Mapusa bar blast is another wake-up call for authorities


A powerful blast at a small bar and restaurant situated on the ground floor of a two-storey building in a residential colony of Mapusa has shattered the peace in the area and baffled investigation teams that rushed to the scene. The explosion was so intense that it ripped off the shutter of the premises and other furniture, including the window grill of the bar, and flung them at least 20 metres away. The impact was felt in the vicinity, with a nearby house developing a crack in its wall while window panes of flats above the bar came crashing down.

The fire brigade team, bomb-disposal squad and forensic officials visited the site and were initially clueless about the exact cause of the blast. Subsequently, it emerged that the explosion was caused due to gas leakage from the cylinders. Surprisingly, none of the three cylinders was damaged, and neither were the regulators, throwing questions about fire safety in restaurants.

The blast, irrespective of the perspective one holds, raises pertinent questions on safety standards followed in restaurants where LPG cylinders are being used. Goa is a tourist state teeming with bars and restaurants, each following a different set-up and system, and the business concerns mostly overpower fire safety. This is why there has to be a mechanism of robust checks and balances to ensure public safety.

The Mapusa blast cannot be ignored because there were no casualties or human injuries. A bar and restaurant patronized till late hours could have easily turned into a deathbed if the blast had occurred during regular working hours. The bar in question has been allowed the liberty to carry on business till late at night, showing that basic business checks were compromised.

On Monday, fire officials blamed the explosion on LPG gas leakage due to a crack in the pipe connecting the stove. It was disclosed that the gas cylinder was used for the high-intensity stove, and the tube was not ISI-compliant. While the electricity department, factory and boilers and other departments work on their reports, all fingers are pointing currently towards the negligence of the restaurant owner. The point is, how is such negligence going unchecked? Using sub-standard equipment or bypassing set protocols in businesses, especially on fire safety, is common, but why is the system lagging on checks? For example, fire permissions are granted when issuing a licence for business, but what about renewals, site inspections, and subsequent checks?

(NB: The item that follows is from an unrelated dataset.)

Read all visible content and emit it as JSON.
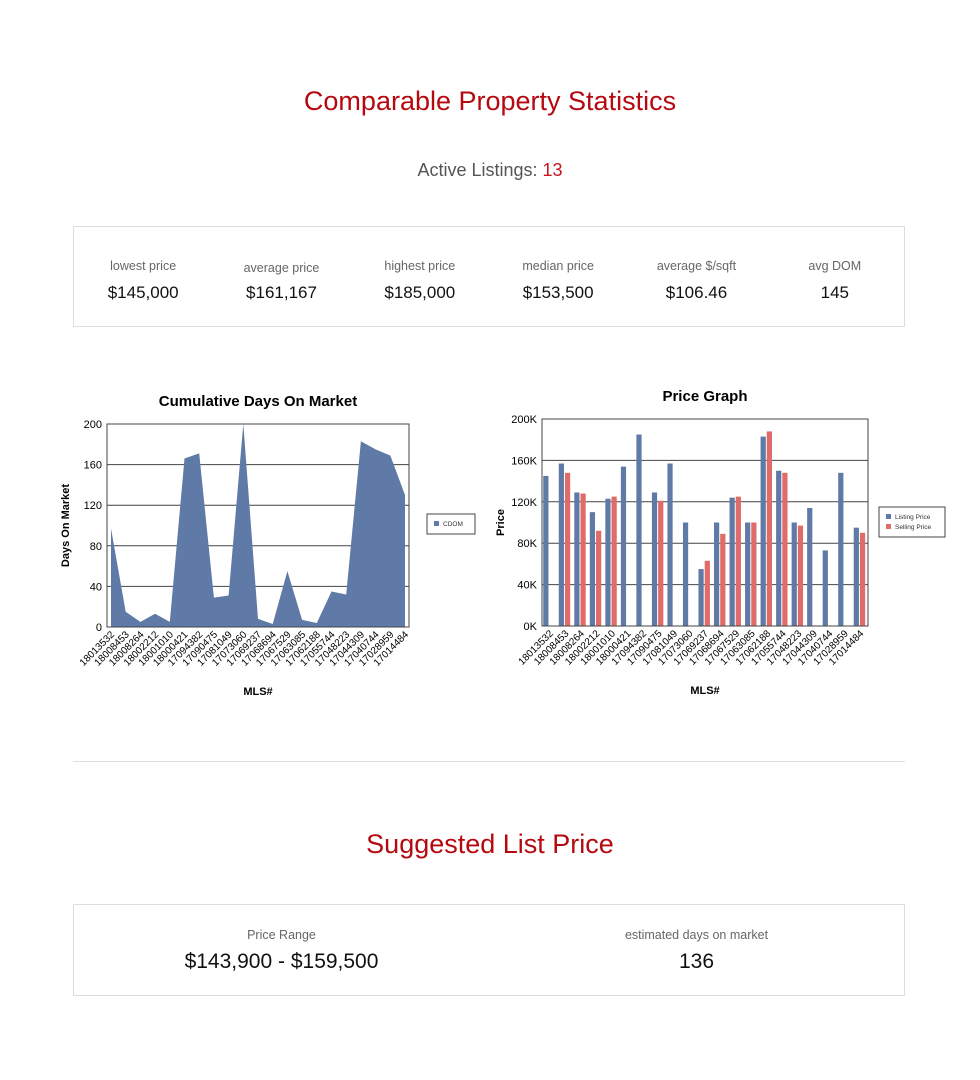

Fire incidents are rising in Goa, and recently the High Court of Bombay at Goa observed that negligence in compliance with fire safety requirements is like playing with fire. Are authorities waiting for a tragedy to strike to take cognizance and act? It took a mammoth fire at the Berger paint factory at Pilerne to understand the importance of industrial safety audits. Only after the fire, which took over two days to be controlled, did authorities show urgency in understanding the holding capacity of flammable chemicals in units or the threat perception such industries cause to the residents in the area.

It is time for a reality check on all establishments to ensure public safety. The Mapusa blast should be a wake-up call to all, including owners of bars and restaurants.